A major study on displacement of peoples in Sikkim was released at a 3-day International Seminar on “North East: Peoples, Power and Perspectives” held at Sikkim Central University, Tadong.
At the inaugural session of the seminar on 24 November 2016, Vice Chancellor, Prof. T.B. Subba released the Jesuit-Salesian authored book Teesta on the Run: Development-Induced Displacement in Sikkim, 1975-2010.
The study lists some 65,000 people in Sikkim are victims of development induced displacement, i.e. more than 10 per cent of the entire population of the state. The statistics for development induced displaced population for the entire country numbers more than 65 million people.
The Department of Economics, Salesian College Sonada assisted the Director of North East Social Research Centre, Guwahati, Dr Walter Fernandes in the research project funded by ICSSR, New Delhi.
The field work included gathering the land alienation for various projects from the district level land records and gathering the status of the displaced persons from over 300 interview questionnaires undertaken by a team of four researchers.

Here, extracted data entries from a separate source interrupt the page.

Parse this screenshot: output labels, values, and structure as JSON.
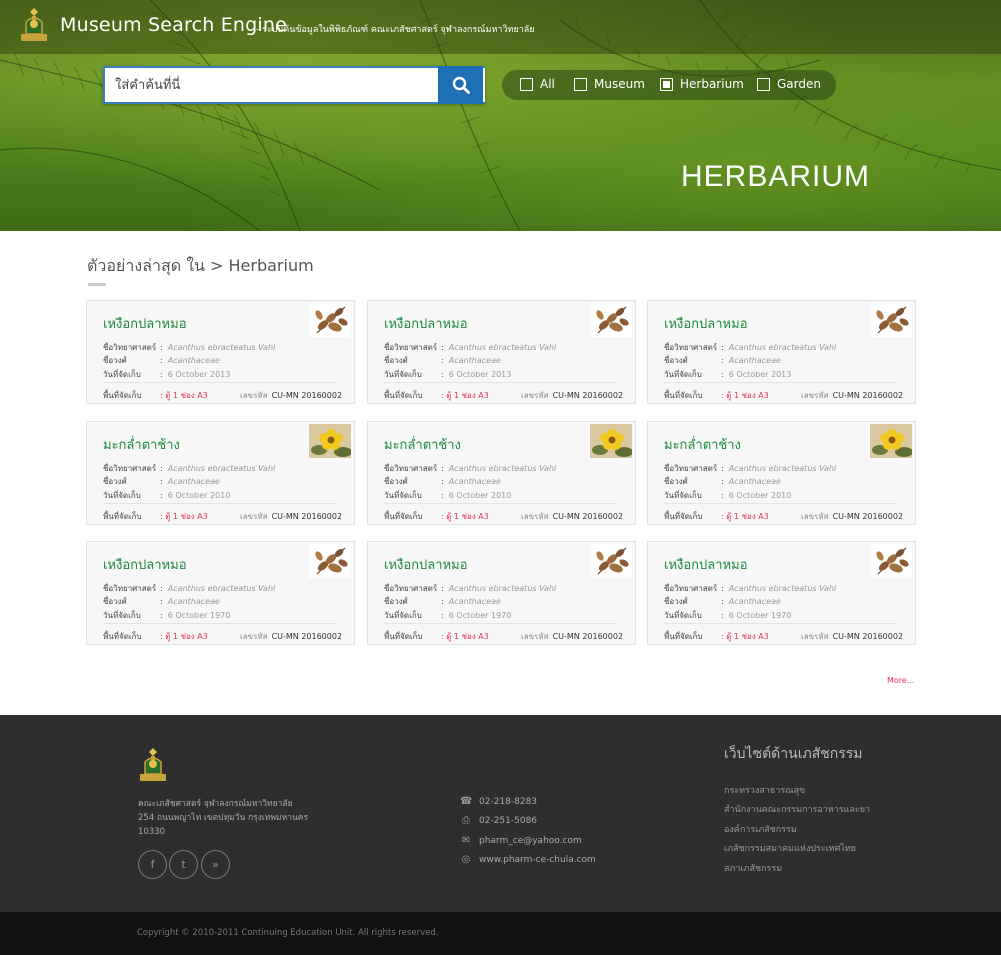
{
  "header": {
    "title": "Museum Search Engine",
    "subtitle": "- ระบบค้นข้อมูลในพิพิธภัณฑ์ คณะเภสัชศาสตร์ จุฬาลงกรณ์มหาวิทยาลัย"
  },
  "search": {
    "placeholder": "ใส่คำค้นที่นี่",
    "value": ""
  },
  "filters": [
    {
      "label": "All",
      "checked": false
    },
    {
      "label": "Museum",
      "checked": false
    },
    {
      "label": "Herbarium",
      "checked": true
    },
    {
      "label": "Garden",
      "checked": false
    }
  ],
  "hero": {
    "heading": "HERBARIUM"
  },
  "section": {
    "title": "ตัวอย่างล่าสุด ใน  >  Herbarium"
  },
  "card_labels": {
    "scientific": "ชื่อวิทยาศาสตร์",
    "family": "ชื่อวงศ์",
    "date": "วันที่จัดเก็บ",
    "location": "พื้นที่จัดเก็บ",
    "code": "เลขรหัส",
    "colon": ":"
  },
  "cards": [
    {
      "title": "เหงือกปลาหมอ",
      "scientific": "Acanthus ebracteatus Vahl",
      "family": "Acanthaceae",
      "date": "6 October  2013",
      "location": "ตู้ 1 ช่อง A3",
      "code": "CU-MN 20160002",
      "thumb": "dried-leaf"
    },
    {
      "title": "เหงือกปลาหมอ",
      "scientific": "Acanthus ebracteatus Vahl",
      "family": "Acanthaceae",
      "date": "6 October  2013",
      "location": "ตู้ 1 ช่อง A3",
      "code": "CU-MN 20160002",
      "thumb": "dried-leaf"
    },
    {
      "title": "เหงือกปลาหมอ",
      "scientific": "Acanthus ebracteatus Vahl",
      "family": "Acanthaceae",
      "date": "6 October  2013",
      "location": "ตู้ 1 ช่อง A3",
      "code": "CU-MN 20160002",
      "thumb": "dried-leaf"
    },
    {
      "title": "มะกล่ำตาช้าง",
      "scientific": "Acanthus ebracteatus Vahl",
      "family": "Acanthaceae",
      "date": "6 October  2010",
      "location": "ตู้ 1 ช่อง A3",
      "code": "CU-MN 20160002",
      "thumb": "yellow-flower"
    },
    {
      "title": "มะกล่ำตาช้าง",
      "scientific": "Acanthus ebracteatus Vahl",
      "family": "Acanthaceae",
      "date": "6 October  2010",
      "location": "ตู้ 1 ช่อง A3",
      "code": "CU-MN 20160002",
      "thumb": "yellow-flower"
    },
    {
      "title": "มะกล่ำตาช้าง",
      "scientific": "Acanthus ebracteatus Vahl",
      "family": "Acanthaceae",
      "date": "6 October  2010",
      "location": "ตู้ 1 ช่อง A3",
      "code": "CU-MN 20160002",
      "thumb": "yellow-flower"
    },
    {
      "title": "เหงือกปลาหมอ",
      "scientific": "Acanthus ebracteatus Vahl",
      "family": "Acanthaceae",
      "date": "6 October  1970",
      "location": "ตู้ 1 ช่อง A3",
      "code": "CU-MN 20160002",
      "thumb": "dried-leaf"
    },
    {
      "title": "เหงือกปลาหมอ",
      "scientific": "Acanthus ebracteatus Vahl",
      "family": "Acanthaceae",
      "date": "6 October  1970",
      "location": "ตู้ 1 ช่อง A3",
      "code": "CU-MN 20160002",
      "thumb": "dried-leaf"
    },
    {
      "title": "เหงือกปลาหมอ",
      "scientific": "Acanthus ebracteatus Vahl",
      "family": "Acanthaceae",
      "date": "6 October  1970",
      "location": "ตู้ 1 ช่อง A3",
      "code": "CU-MN 20160002",
      "thumb": "dried-leaf"
    }
  ],
  "more_label": "More...",
  "footer": {
    "address": [
      "คณะเภสัชศาสตร์ จุฬาลงกรณ์มหาวิทยาลัย",
      "254 ถนนพญาไท เขตปทุมวัน กรุงเทพมหานคร",
      "10330"
    ],
    "social": [
      {
        "icon": "facebook-icon",
        "glyph": "f"
      },
      {
        "icon": "twitter-icon",
        "glyph": "t"
      },
      {
        "icon": "rss-icon",
        "glyph": "»"
      }
    ],
    "contacts": [
      {
        "icon": "phone-icon",
        "glyph": "☎",
        "text": "02-218-8283"
      },
      {
        "icon": "fax-icon",
        "glyph": "⎙",
        "text": "02-251-5086"
      },
      {
        "icon": "mail-icon",
        "glyph": "✉",
        "text": "pharm_ce@yahoo.com"
      },
      {
        "icon": "globe-icon",
        "glyph": "◎",
        "text": "www.pharm-ce-chula.com"
      }
    ],
    "links_title": "เว็บไซต์ด้านเภสัชกรรม",
    "links": [
      "กระทรวงสาธารณสุข",
      "สำนักงานคณะกรรมการอาหารและยา",
      "องค์การเภสัชกรรม",
      "เภสัชกรรมสมาคมแห่งประเทศไทย",
      "สภาเภสัชกรรม"
    ],
    "copyright": "Copyright © 2010-2011 Continuing Education Unit. All rights reserved."
  },
  "colors": {
    "accent_green": "#1a8a3c",
    "search_blue": "#1f6fb5",
    "location_red": "#e0335d",
    "footer_bg": "#2e2e2e"
  }
}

Jesuit Father (Dr) Fernandes at his intervention prior to the release of the book highlighted the findings of the study saying, “Sikkim, has had 10% of its relatively small population in the mountainous state displaced and the vast majority have not been adequately compensated nor rehabilitated.”
The 352-page study was part of an All India effort to create a reliable data base with the hope of making a contribution to awareness building among the Displaced Persons - Project Affected Peoples and decision makers about the need to develop policies in favour of the marginalized.
Among three authors of the study are Dr Walter Fernandes, Prof. George Thadathil and Ms Bitopi Dutta.
Dr Fernandes is former director of Indian Social Institute (New Delhi) and 22 years editor of Social Action (1977-99) as well as founder director of North Eastern Social Research Centre (NESRC) Guwahati (2000-11) and director of research at Animation and Research Centre, Yangoon (2013-15). He is at present Senior Fellow at NESRC.
Principal of Salesian College Sonada-Siliguri and author of Vision from the Margin (2007) Prof Thadathil has five edited volumes and over 30 published articles. He is also the series editor of SALESIAN - Journal of Humanities and Social Sciences, and director of Salesian Research Centre.
Formerly Research Associate at NESRC after her Masters from TISS Mumbai (2012) Ms Dutta has studied development induced displacement, traditional tribal conflict resolution methods and gender and sexuality. She also co-founded the first queer collective called Xukia.
Even though the Supreme Court interpreted Article 21 of the Constitution on right to life as every citizen’s right to a life with dignity, studies indicate that those who pay the price and get the benefits of development belong to two different classes.
Dr Fernandes says, “That possibility turns displacement into a human rights issue and provides socially conscious scholars with a platform to intervene in the debate on the impact of development on the livelihood losers.”
The first phase of the study for 1975-2007 in Sikkim and 1947-2007 in Nagaland was done in these two states together and was completed in June 2011.
In 2014-15, the above study’s Sikkim section was separated and updated to 2010, and is published in the present volume.
While chapter 1 gives the core concepts, chapter 2 discusses the methodology of study and chapter 3 presents the background of Sikkim. The remaining chapters give quantitative data on land loss and displaced people. The concluding chapter has suggestions for conclusive development.
Most decision makers view development only as economic or GDP growth and building infra structure and consider displacement linked to it sad but inevitable.
On the other side those who want inclusive development hold that economic and social growth should go hand in hand and that one cannot be sacrificed for the other. They are of the view that in the present situation those who are deprived of their sustenance in the name of national development and those who get its benefits belong to two different classes and that the former are impoverished for the comforts of the latter.
The study on which this publication is based tested this hypothesis through a quantitative data base on the extent of land used for projects from 1975 to 2010 and the number of displaced persons. It then looked at the impact on those who pay the price of development.
In the end, one is left with the impression that the GDP growth based view prevails in development planning in India. Hence, the authors recommend new approaches to be found not merely to rehabilitation but also to the laws and to technical aspects of the project that deprive people of their livelihood.